Jamais dans l'histoire du Zaïre - RDCongo, une entreprise aura été gérée de façon si suicidaire. La Société nationale d'assurances (SONAS) en donne un témoignage si macabre. A cause de sa gestion si dramatique par son administrateur-directeur général, Madame Agito Amela Carole. Sa gouvernance est presque sanguinaire. Elle n'est pas si loin à celle qu'a connue les Israéliens à l'époque du sémitisme.
Madame Agito est arrivée à la Sonas à la faveur de la nomination des mandataires, intervenue en 2008. Son chef s'appelait Mbonyo. Il avait été démis de ses fonctions pour mégestion. C'est alors que Mme Agito régnera comme intérimaire. Et grâce à son appartenance au parti politique du Chef de l'Etat - le PPRD - que cette dame va se permettre toutes les actions dépassant totalement les limites de ses attributions.
Les avions du Raïs
En 2011, l'administrateur-directeur général intérimaire de la SONAS exprime la première action de sa témérité. En effet, la présidence de la République devrait réassurer les avions et les bateaux du Président de la République. C'est un assureur britannique qui a été choisi. Le montant global de près de 960.000 dollars américains, devra servir à cette réassurance. Une première tranche est versée à la SONAS. Et cette dernière devrait remettre à l'assureur britannique son dû. Madame Agito, dans sa boulimie financière, ignore le Britannique.
Informé par une antenne parallèle, celui-ci se plaigna à a Présidence de la République. Une demande d'explications est adressée à l'ADG a.i Agito. Une réponse insatisfaisante est donnée au Président de la République. La dame se démène donc pour trouver de l'argent à payer à l'assureur britannique. Et pour avoir la conscience nette, le « Raïs » verse ensuite le solde afin de totaliser la note totale de 960.000 dollars américains.

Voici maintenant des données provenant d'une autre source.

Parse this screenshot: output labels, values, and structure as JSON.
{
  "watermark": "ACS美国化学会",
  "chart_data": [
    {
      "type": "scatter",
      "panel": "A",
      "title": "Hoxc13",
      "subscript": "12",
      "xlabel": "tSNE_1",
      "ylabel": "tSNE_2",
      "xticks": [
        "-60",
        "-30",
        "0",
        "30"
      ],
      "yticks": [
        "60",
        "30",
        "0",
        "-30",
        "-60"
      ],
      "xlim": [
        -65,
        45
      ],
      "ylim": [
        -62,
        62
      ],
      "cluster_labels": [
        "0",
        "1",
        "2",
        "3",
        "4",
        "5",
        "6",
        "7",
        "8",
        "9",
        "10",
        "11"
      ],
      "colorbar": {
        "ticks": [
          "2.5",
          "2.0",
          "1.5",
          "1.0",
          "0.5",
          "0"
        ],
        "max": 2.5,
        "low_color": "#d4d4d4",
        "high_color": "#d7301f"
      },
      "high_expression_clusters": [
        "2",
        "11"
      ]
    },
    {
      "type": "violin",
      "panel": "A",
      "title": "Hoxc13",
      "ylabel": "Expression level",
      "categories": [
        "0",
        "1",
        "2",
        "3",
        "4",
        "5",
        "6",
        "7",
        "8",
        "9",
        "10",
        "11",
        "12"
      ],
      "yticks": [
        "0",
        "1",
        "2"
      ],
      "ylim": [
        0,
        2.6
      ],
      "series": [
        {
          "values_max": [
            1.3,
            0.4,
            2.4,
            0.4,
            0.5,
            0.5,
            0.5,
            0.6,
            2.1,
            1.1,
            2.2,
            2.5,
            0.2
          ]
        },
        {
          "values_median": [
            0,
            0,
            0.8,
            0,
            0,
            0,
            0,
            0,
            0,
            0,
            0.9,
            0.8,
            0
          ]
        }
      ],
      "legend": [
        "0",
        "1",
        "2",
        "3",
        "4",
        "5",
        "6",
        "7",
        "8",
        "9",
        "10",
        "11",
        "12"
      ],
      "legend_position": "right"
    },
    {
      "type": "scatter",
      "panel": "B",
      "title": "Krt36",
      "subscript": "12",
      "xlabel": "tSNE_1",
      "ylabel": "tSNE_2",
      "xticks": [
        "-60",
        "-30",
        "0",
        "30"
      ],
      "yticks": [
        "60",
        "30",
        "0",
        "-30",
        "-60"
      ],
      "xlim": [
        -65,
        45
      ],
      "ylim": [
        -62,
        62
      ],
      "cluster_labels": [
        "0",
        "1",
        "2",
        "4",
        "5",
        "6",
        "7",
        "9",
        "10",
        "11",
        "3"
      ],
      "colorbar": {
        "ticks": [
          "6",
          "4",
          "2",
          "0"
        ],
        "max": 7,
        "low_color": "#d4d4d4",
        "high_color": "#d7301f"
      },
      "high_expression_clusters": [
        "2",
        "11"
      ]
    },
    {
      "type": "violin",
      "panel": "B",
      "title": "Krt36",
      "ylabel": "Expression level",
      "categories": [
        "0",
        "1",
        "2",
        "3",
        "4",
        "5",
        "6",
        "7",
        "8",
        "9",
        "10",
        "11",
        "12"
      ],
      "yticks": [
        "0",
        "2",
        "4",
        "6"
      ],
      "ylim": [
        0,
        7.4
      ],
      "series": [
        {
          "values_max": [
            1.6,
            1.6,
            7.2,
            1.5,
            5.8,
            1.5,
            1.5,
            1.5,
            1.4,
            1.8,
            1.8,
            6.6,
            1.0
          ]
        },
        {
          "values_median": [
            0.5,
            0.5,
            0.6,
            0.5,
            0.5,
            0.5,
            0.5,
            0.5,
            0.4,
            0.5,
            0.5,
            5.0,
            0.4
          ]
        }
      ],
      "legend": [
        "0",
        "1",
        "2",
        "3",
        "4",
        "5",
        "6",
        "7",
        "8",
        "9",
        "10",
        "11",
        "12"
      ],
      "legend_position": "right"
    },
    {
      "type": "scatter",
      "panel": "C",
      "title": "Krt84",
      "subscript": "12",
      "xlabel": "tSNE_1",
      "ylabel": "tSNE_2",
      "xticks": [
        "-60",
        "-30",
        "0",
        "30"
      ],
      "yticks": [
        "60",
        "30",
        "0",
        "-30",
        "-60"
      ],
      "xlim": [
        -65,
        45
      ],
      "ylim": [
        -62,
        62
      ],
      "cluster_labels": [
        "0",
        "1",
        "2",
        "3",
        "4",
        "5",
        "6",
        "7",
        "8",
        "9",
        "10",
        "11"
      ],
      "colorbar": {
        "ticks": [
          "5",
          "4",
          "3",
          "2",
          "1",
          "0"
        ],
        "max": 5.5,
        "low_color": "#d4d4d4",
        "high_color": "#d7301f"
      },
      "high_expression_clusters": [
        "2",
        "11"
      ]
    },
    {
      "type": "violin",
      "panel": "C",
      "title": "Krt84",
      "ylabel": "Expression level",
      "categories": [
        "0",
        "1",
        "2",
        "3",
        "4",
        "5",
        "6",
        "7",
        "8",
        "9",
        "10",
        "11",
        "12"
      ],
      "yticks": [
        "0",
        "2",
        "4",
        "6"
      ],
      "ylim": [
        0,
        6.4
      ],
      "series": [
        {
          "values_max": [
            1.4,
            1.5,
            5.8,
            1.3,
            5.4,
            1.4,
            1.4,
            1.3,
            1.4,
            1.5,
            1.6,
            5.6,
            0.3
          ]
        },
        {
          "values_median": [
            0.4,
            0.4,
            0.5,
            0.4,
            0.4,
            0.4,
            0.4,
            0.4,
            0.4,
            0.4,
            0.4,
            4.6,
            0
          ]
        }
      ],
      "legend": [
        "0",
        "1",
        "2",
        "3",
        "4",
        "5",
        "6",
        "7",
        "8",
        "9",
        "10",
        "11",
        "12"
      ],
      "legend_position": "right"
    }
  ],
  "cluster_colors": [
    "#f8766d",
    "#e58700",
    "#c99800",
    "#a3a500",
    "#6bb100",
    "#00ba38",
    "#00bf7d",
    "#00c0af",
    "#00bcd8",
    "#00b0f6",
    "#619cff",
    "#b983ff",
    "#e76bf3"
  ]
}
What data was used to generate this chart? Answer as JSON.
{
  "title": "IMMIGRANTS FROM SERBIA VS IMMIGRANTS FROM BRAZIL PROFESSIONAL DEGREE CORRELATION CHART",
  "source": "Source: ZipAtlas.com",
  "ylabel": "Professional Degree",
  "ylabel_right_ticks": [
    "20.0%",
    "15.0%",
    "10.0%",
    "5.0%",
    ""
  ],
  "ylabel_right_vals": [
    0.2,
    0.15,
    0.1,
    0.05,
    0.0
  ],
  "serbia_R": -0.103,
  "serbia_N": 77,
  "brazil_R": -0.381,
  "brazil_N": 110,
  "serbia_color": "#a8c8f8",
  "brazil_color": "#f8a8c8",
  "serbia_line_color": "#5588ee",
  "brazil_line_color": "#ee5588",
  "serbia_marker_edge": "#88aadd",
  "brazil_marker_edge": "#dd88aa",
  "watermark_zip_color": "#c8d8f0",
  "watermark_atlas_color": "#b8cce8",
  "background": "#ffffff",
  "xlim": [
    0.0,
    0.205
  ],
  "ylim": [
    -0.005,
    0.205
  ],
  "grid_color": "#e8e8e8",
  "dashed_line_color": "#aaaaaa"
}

Une fois encore, les choses ne sont toujours pas claires. Et, finalement, la Présidence de la République transmet le dossier au Conseil national de sécurité (CNS). Madame Agito doit être entendue afin d'expliquer l'utilisation de 960.000 USD du Raïs versés à la SONAS pour la réassurance de sa flotte aérienne et fluviale. Le directeur des transports de la SONAS, M. Akuma Ngiama Félicien, quelques collaborateurs ainsi que le directeur financier sont entendus à la CNS. A leur tête la téméraire Agito. Les interrogatoires ont abouti à la condamnation de Mme Agito. Car, même si elle avait fini après quelques mois à honorer les droits de l'assureur britannique, l'infraction de détournement était consommée. Et le directeur Akuma a été révoqué jusqu'au jour d'aujourd'hui de ses fonctions pour avoir défendu le Chef de l'Etat dans ce dossier.

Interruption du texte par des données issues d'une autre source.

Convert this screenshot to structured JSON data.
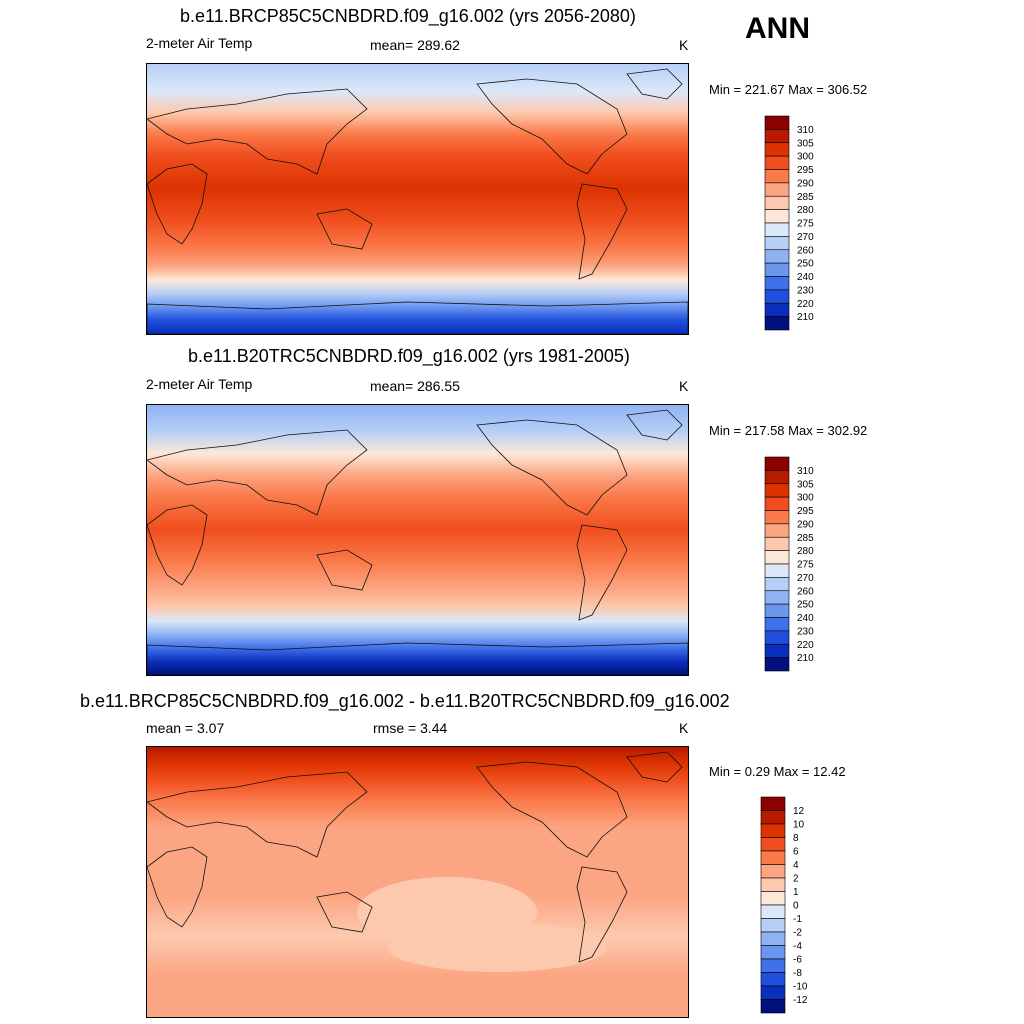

Refusant de soutenir le mensonge de son ADG et se ralliant du côté de la vérité, ce cadre de la SONAS a perdu ses 33 ans de carrière pour s'être montré dévoué et patriote engagé à la défense des intérêt de la Nation. Mais, Mme Agito n'a pu maintenir sa liberté que grâce à la puissance d'argent. Et la tentative de détournement de 960.000 USD du « Raïs » a été fortement décriée à la SONAS où tout le personnel déplore l'incompétence, l'arrogance, le clientélisme et la mégestion de cette dame.
70 agents tués
L'administrateur-directeur général a.i de la SONAS est considéré là-bas comme une dame sans coeur ni vertus. Sa gouvernance se traduit par des révocations en cascade des agents. Des directeurs et autres travailleurs qui n'épousent pas ses points de vue. Et surtout quand ils vont dans le sens de ruiner l'entreprise. Les cas les plus avérés sont ceux de la révocation, de la séquestration des syndicalistes et directeurs, de paiement des salaires du personnel.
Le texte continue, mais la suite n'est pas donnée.